Gross-up is an accounting term used to describe a payment wherein an extra amount is added to cover the recipient’s income taxes. This additional payment is often seen in the context of a one-time payment, such as a bonus or a relocation allowance. In these cases, for the recipient to receive the desired amount of money, a gross-up has to be added in order to cover the tax liability, ensuring the employee’s net payment is equal to the desired gross payment.
For example, if a company pays an employee a bonus of $3000, they assume that the employee’s reasonable tax rate on the bonus would be 20%. To cover this tax, the gross-up payment would be an additional $600 added to the bonus to ensure that - after the employee has paid their taxes - the employee will net the desired $3000 bonus.
Gross-up is most commonly used when providing a bonus or other one-time payments. However, it can also be used to "game" executive compensation. Executives may structure their bonus or compensation in a way that minimizes their effective tax rate or allows them to take advantage of certain tax loopholes, resulting in them paying a lower rate than other employees.
Regulation on the practice of gross-up is patchy, and several companies have recently made headlines for employing controversial gross-up tactics. In some cases, these tactics have pushed the boundaries of what is considered reasonable compensation, resulting in class-action lawsuits against involved companies. As such, it is important for employers to understand the local law and regulations surrounding gross-up payments, as well as being aware of potential public scrutiny of the decision.
Overall, gross-up is an important accounting tool used to ensure those receiving one-time payments, such as bonuses and reimbursements, are able to net their desired payment while still paying taxes owed to their respective jurisdictions. However, it is important to understand the local laws and regulations to avoid potential issues, such as negative public opinion or lawsuit.
For example, if a company pays an employee a bonus of $3000, they assume that the employee’s reasonable tax rate on the bonus would be 20%. To cover this tax, the gross-up payment would be an additional $600 added to the bonus to ensure that - after the employee has paid their taxes - the employee will net the desired $3000 bonus.
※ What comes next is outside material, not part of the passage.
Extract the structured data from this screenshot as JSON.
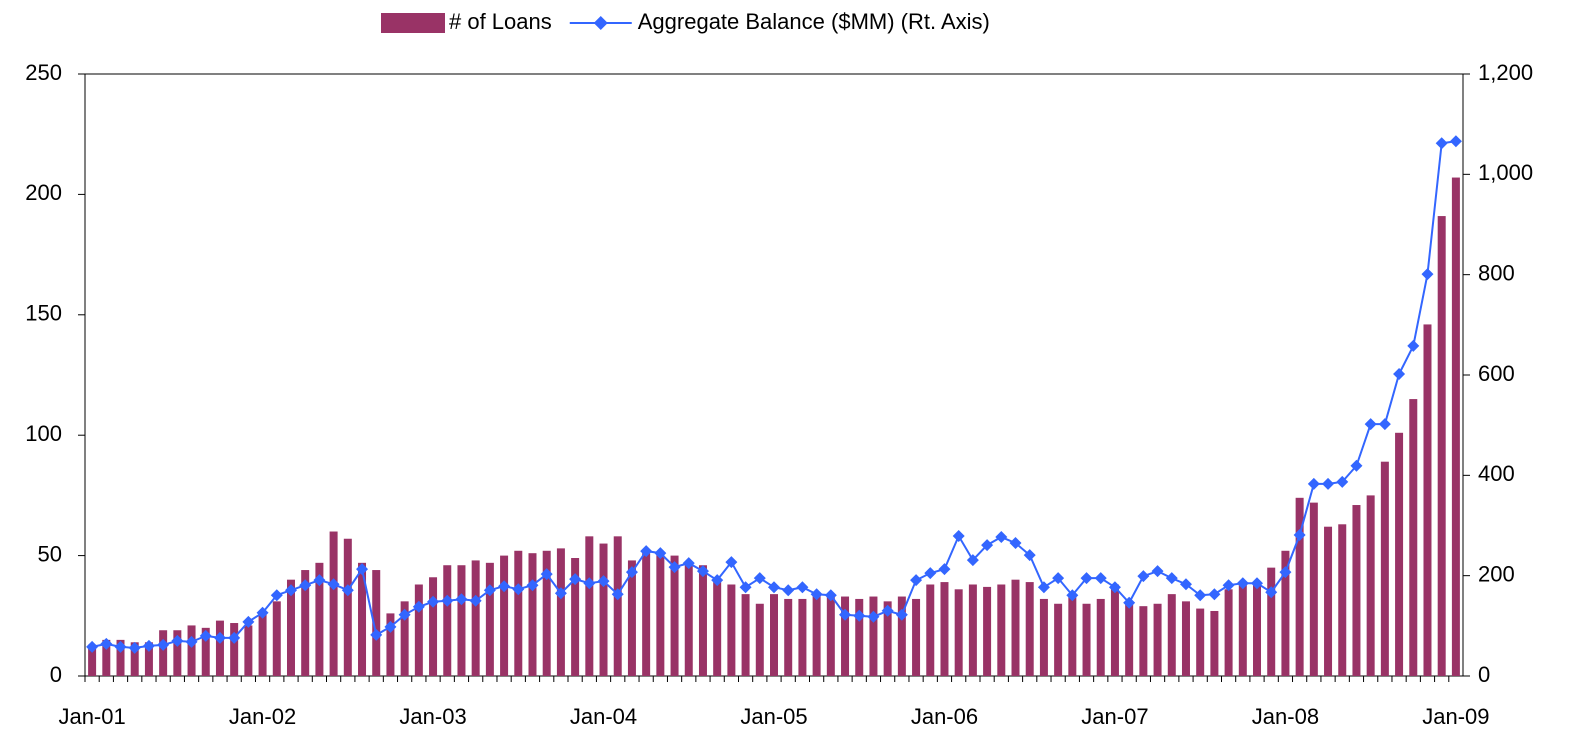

Gross-up is most commonly used when providing a bonus or other one-time payments. However, it can also be used to "game" executive compensation. Executives may structure their bonus or compensation in a way that minimizes their effective tax rate or allows them to take advantage of certain tax loopholes, resulting in them paying a lower rate than other employees.
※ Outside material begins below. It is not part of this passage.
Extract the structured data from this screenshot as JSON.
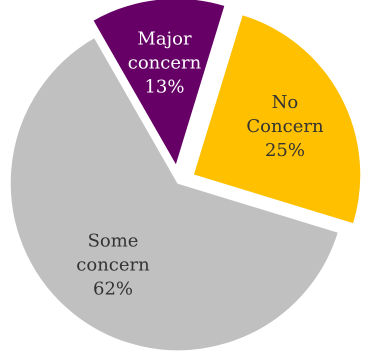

Regulation on the practice of gross-up is patchy, and several companies have recently made headlines for employing controversial gross-up tactics. In some cases, these tactics have pushed the boundaries of what is considered reasonable compensation, resulting in class-action lawsuits against involved companies. As such, it is important for employers to understand the local law and regulations surrounding gross-up payments, as well as being aware of potential public scrutiny of the decision.
Overall, gross-up is an important accounting tool used to ensure those receiving one-time payments, such as bonuses and reimbursements, are able to net their desired payment while still paying taxes owed to their respective jurisdictions. However, it is important to understand the local laws and regulations to avoid potential issues, such as negative public opinion or lawsuit.